Background
As modern computers, embedded devices, and satellites increase in complexity and connectivity, the need for robust cybersecurity becomes more critical. Government agencies are now mandating cybersecurity measures for new space missions, heightening the pressure on technology providers. Secure boot is a security feature that first verifies digital signatures of boot software before proceeding with the boot process. This prevents unauthorized boot software and rootkits from compromising the bootloader, establishing a “chain of trust” from the start of the system’s operation. Because space systems are often already operating at peak computational capacity, the team prioritized a low-resource solution. By implementing secure boot on a Field Programmable Array Gate (FPGA) core and leveraging non-volatile memory, the solution not only minimizes computational burden, but also strengthens the overall security.
Approach
Figure 1. Signature Verification Process.

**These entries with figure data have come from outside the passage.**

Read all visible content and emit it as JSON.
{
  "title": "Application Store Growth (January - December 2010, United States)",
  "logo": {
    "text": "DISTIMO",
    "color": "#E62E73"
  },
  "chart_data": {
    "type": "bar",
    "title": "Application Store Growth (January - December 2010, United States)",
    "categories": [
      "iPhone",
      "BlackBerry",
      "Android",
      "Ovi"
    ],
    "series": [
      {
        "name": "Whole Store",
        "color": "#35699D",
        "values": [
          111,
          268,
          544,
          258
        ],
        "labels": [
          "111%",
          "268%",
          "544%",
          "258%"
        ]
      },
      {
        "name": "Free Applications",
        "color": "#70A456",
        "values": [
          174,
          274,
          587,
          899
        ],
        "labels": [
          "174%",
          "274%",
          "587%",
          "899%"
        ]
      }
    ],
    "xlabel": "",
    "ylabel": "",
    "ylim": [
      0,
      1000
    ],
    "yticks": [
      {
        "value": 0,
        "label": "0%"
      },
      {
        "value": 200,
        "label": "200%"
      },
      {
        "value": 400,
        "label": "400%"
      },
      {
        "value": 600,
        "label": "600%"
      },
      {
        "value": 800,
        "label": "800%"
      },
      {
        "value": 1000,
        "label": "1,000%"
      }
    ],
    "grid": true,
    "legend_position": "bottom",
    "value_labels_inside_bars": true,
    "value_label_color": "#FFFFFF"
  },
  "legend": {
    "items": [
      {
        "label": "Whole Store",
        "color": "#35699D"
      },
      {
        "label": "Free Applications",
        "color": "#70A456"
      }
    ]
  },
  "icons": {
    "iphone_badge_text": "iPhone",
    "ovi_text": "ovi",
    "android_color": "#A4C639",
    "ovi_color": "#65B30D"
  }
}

To implement secure boot on a legacy target system, the team explored two approaches: a software-only implementation, and a FPGA integration. Early on, challenges with the target system’s bootloader prompted the development of a custom software-based secure boot system. The team utilized SHA-256 as the underlying hash algorithm and generated Rivest-Shamir-Adleman (RSA) private and public keys for signing and verifying each boot file. The system stores the boot images and their corresponding signatures in non-volatile memory, ensuring data persistence across power cycles. During the boot process, the software retrieves these files and verifies the digital signatures. For the hardware integration, the team scaled down the scope due to resource constraints on the proof-of-concept FPGA, focusing on offloading the RSA signature verification to the FPGA core. The SHA-256 hash is calculated on the host computer and, along with the RSA signature, is sent to the FPGA. The FPGA decrypts the signature using the public key and compares the resulting hash with the original as shown in Figure 1.
Accomplishments
This research successfully implemented secure boot on a proof-of-concept space platform, demonstrating both a full software-based solution and a hybrid approach using an FPGA core for RSA signature verification. The results emphasize the importance of continued research and optimization of cybersecurity features on modern resource-constrained space platforms. Future work could involve optimizing cryptographic algorithms, exploring resistance to quantum attacks, and integrating secure boot capabilities into operational satellite systems.